Da questo scenario il discorso potrebbe prendere diverse strade, a cominciare da quella che attiene più direttamente alla nuova questione casa. Ma, e non sarebbe certo meno importante, ci si potrebbe rivolgere alla questione più generale delle regole dello sviluppo urbano, ma sarebbe meglio dire alla questione della progressiva cancellazione delle regole urbanistiche. Una cancellazione che per molti versi è funzionale all’esigenza della finanziarizzazione di dover estendere i propri strumenti anche alla città di pietra. Come non ritrovare qui un interesse specifico che attiene ad esempio alla progressiva espansione e all’ulteriore consumo di suolo.

Regole e diritti sembrano essere le questioni verso cui sarebbe opportuno concentrare le argomentazioni del dibattito urbanistico odierno.

Qui ci soffermiamo però sul malessere urbano che si registra per provare ad accennare quantomeno alle implicazioni che tali fenomeni stanno producendo nella vita delle città. C’è un diffuso malessere urbano che si manifesta in forme indirette, nessuna barricata, ancora, eppure gli indicatori di questo malessere non mancano, basta saperli ascoltare. La difficoltà di abitare una casa, una difficoltà crescente che interessa fasce ampie dell’ex ceto medio, si è imposta nell’agenda politica in questi dieci anni grazie ai movimenti di lotta per la casa, a Roma, a Milano ma anche a Venezia e a Palermo. Ma oggi non basta più.
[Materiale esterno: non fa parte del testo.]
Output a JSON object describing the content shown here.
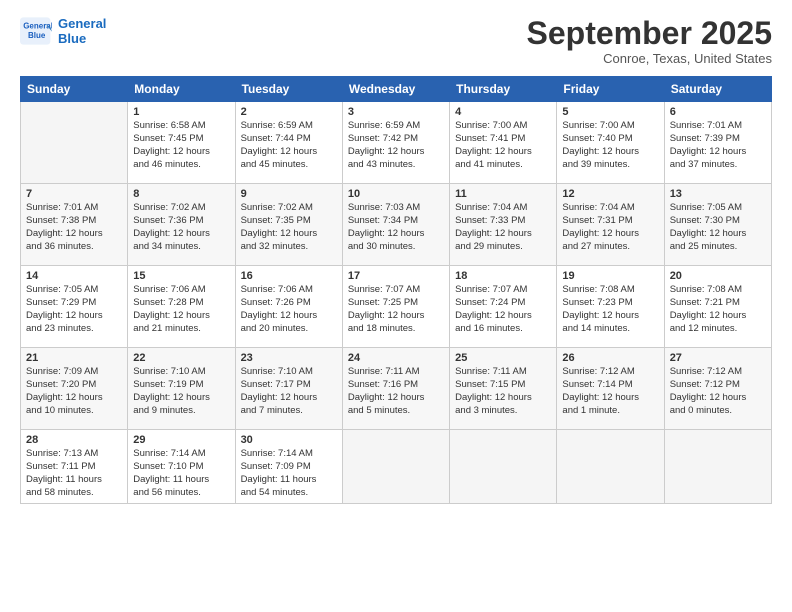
{
  "logo": {
    "line1": "General",
    "line2": "Blue"
  },
  "title": "September 2025",
  "subtitle": "Conroe, Texas, United States",
  "days": [
    "Sunday",
    "Monday",
    "Tuesday",
    "Wednesday",
    "Thursday",
    "Friday",
    "Saturday"
  ],
  "weeks": [
    [
      {
        "num": "",
        "text": ""
      },
      {
        "num": "1",
        "text": "Sunrise: 6:58 AM\nSunset: 7:45 PM\nDaylight: 12 hours\nand 46 minutes."
      },
      {
        "num": "2",
        "text": "Sunrise: 6:59 AM\nSunset: 7:44 PM\nDaylight: 12 hours\nand 45 minutes."
      },
      {
        "num": "3",
        "text": "Sunrise: 6:59 AM\nSunset: 7:42 PM\nDaylight: 12 hours\nand 43 minutes."
      },
      {
        "num": "4",
        "text": "Sunrise: 7:00 AM\nSunset: 7:41 PM\nDaylight: 12 hours\nand 41 minutes."
      },
      {
        "num": "5",
        "text": "Sunrise: 7:00 AM\nSunset: 7:40 PM\nDaylight: 12 hours\nand 39 minutes."
      },
      {
        "num": "6",
        "text": "Sunrise: 7:01 AM\nSunset: 7:39 PM\nDaylight: 12 hours\nand 37 minutes."
      }
    ],
    [
      {
        "num": "7",
        "text": "Sunrise: 7:01 AM\nSunset: 7:38 PM\nDaylight: 12 hours\nand 36 minutes."
      },
      {
        "num": "8",
        "text": "Sunrise: 7:02 AM\nSunset: 7:36 PM\nDaylight: 12 hours\nand 34 minutes."
      },
      {
        "num": "9",
        "text": "Sunrise: 7:02 AM\nSunset: 7:35 PM\nDaylight: 12 hours\nand 32 minutes."
      },
      {
        "num": "10",
        "text": "Sunrise: 7:03 AM\nSunset: 7:34 PM\nDaylight: 12 hours\nand 30 minutes."
      },
      {
        "num": "11",
        "text": "Sunrise: 7:04 AM\nSunset: 7:33 PM\nDaylight: 12 hours\nand 29 minutes."
      },
      {
        "num": "12",
        "text": "Sunrise: 7:04 AM\nSunset: 7:31 PM\nDaylight: 12 hours\nand 27 minutes."
      },
      {
        "num": "13",
        "text": "Sunrise: 7:05 AM\nSunset: 7:30 PM\nDaylight: 12 hours\nand 25 minutes."
      }
    ],
    [
      {
        "num": "14",
        "text": "Sunrise: 7:05 AM\nSunset: 7:29 PM\nDaylight: 12 hours\nand 23 minutes."
      },
      {
        "num": "15",
        "text": "Sunrise: 7:06 AM\nSunset: 7:28 PM\nDaylight: 12 hours\nand 21 minutes."
      },
      {
        "num": "16",
        "text": "Sunrise: 7:06 AM\nSunset: 7:26 PM\nDaylight: 12 hours\nand 20 minutes."
      },
      {
        "num": "17",
        "text": "Sunrise: 7:07 AM\nSunset: 7:25 PM\nDaylight: 12 hours\nand 18 minutes."
      },
      {
        "num": "18",
        "text": "Sunrise: 7:07 AM\nSunset: 7:24 PM\nDaylight: 12 hours\nand 16 minutes."
      },
      {
        "num": "19",
        "text": "Sunrise: 7:08 AM\nSunset: 7:23 PM\nDaylight: 12 hours\nand 14 minutes."
      },
      {
        "num": "20",
        "text": "Sunrise: 7:08 AM\nSunset: 7:21 PM\nDaylight: 12 hours\nand 12 minutes."
      }
    ],
    [
      {
        "num": "21",
        "text": "Sunrise: 7:09 AM\nSunset: 7:20 PM\nDaylight: 12 hours\nand 10 minutes."
      },
      {
        "num": "22",
        "text": "Sunrise: 7:10 AM\nSunset: 7:19 PM\nDaylight: 12 hours\nand 9 minutes."
      },
      {
        "num": "23",
        "text": "Sunrise: 7:10 AM\nSunset: 7:17 PM\nDaylight: 12 hours\nand 7 minutes."
      },
      {
        "num": "24",
        "text": "Sunrise: 7:11 AM\nSunset: 7:16 PM\nDaylight: 12 hours\nand 5 minutes."
      },
      {
        "num": "25",
        "text": "Sunrise: 7:11 AM\nSunset: 7:15 PM\nDaylight: 12 hours\nand 3 minutes."
      },
      {
        "num": "26",
        "text": "Sunrise: 7:12 AM\nSunset: 7:14 PM\nDaylight: 12 hours\nand 1 minute."
      },
      {
        "num": "27",
        "text": "Sunrise: 7:12 AM\nSunset: 7:12 PM\nDaylight: 12 hours\nand 0 minutes."
      }
    ],
    [
      {
        "num": "28",
        "text": "Sunrise: 7:13 AM\nSunset: 7:11 PM\nDaylight: 11 hours\nand 58 minutes."
      },
      {
        "num": "29",
        "text": "Sunrise: 7:14 AM\nSunset: 7:10 PM\nDaylight: 11 hours\nand 56 minutes."
      },
      {
        "num": "30",
        "text": "Sunrise: 7:14 AM\nSunset: 7:09 PM\nDaylight: 11 hours\nand 54 minutes."
      },
      {
        "num": "",
        "text": ""
      },
      {
        "num": "",
        "text": ""
      },
      {
        "num": "",
        "text": ""
      },
      {
        "num": "",
        "text": ""
      }
    ]
  ]
}
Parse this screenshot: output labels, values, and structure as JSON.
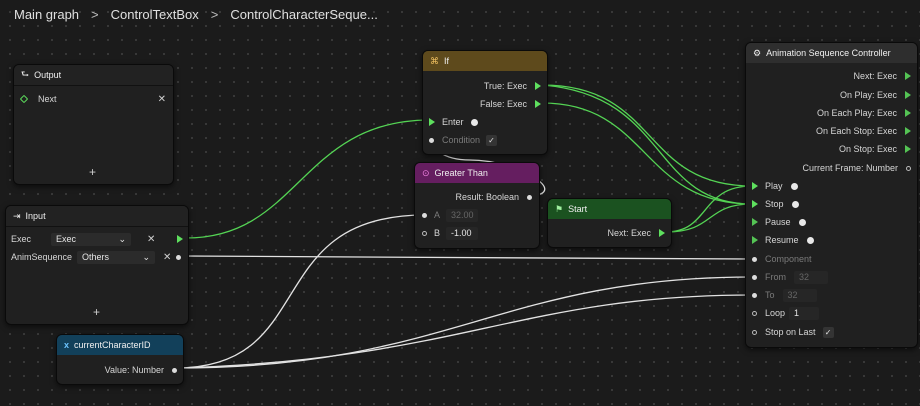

L’ingresso nell’agenda politica di un tema così socialmente rilevante è avvenuto nel modo più tradizionale e scontato: si pensa di risolverlo costruendo ancora nuove case. Eppure negli anni in cui cresceva il disagio, in Italia si costruivano tante case come non mai negli ultimi trent’anni. Si è arrivati a costruirne oltre 300 mila ogni anno (309.379 nel 2007), eppure contemporaneamente aumentava il disagio di chi aveva una casa e non riusciva a mantenerla o di chi non riusciva ad entrare nel mercato immobiliare sempre più finanziarizzato e speculativo. Roma con 9.320 nuove abitazioni costruite nel 2007 è il primo comune italiano per attività edilizia, Milano si ferma a 1.715 unità. L’anno prima, nel 2006, ne erano state costruite di più, quasi 10 mila case. Negli stessi anni di questo vero e proprio boom edilizio cresceva, e forte, il disagio dei romani che non riuscivano a trovare una casa a costi accessibili. Molti hanno dovuto lasciare la città per i comuni della provincia, una vera e propria espulsione. Nel 2008 le persone cancellate da Roma ed emigrate negli altri comuni del Lazio ammontano a 38.142, (+14% rispetto al 2005) di queste, 29.477, il 77%, si rilocalizzano nei comuni della provincia di Roma. Si tratta di un fenomeno che può essere spiegato da diversi punti di vista, e tra questi certamente va considerato il differenziale tra i valori immobiliari del capoluogo e quelli dei comuni della provincia. Nel 2008 il prezzo medio pagato per un’abitazione a Roma è stato di 321.785 euro, nei comuni della provincia invece è stato di 185.470 euro, con un differenziale, a favore di questi ultimi, del 43%!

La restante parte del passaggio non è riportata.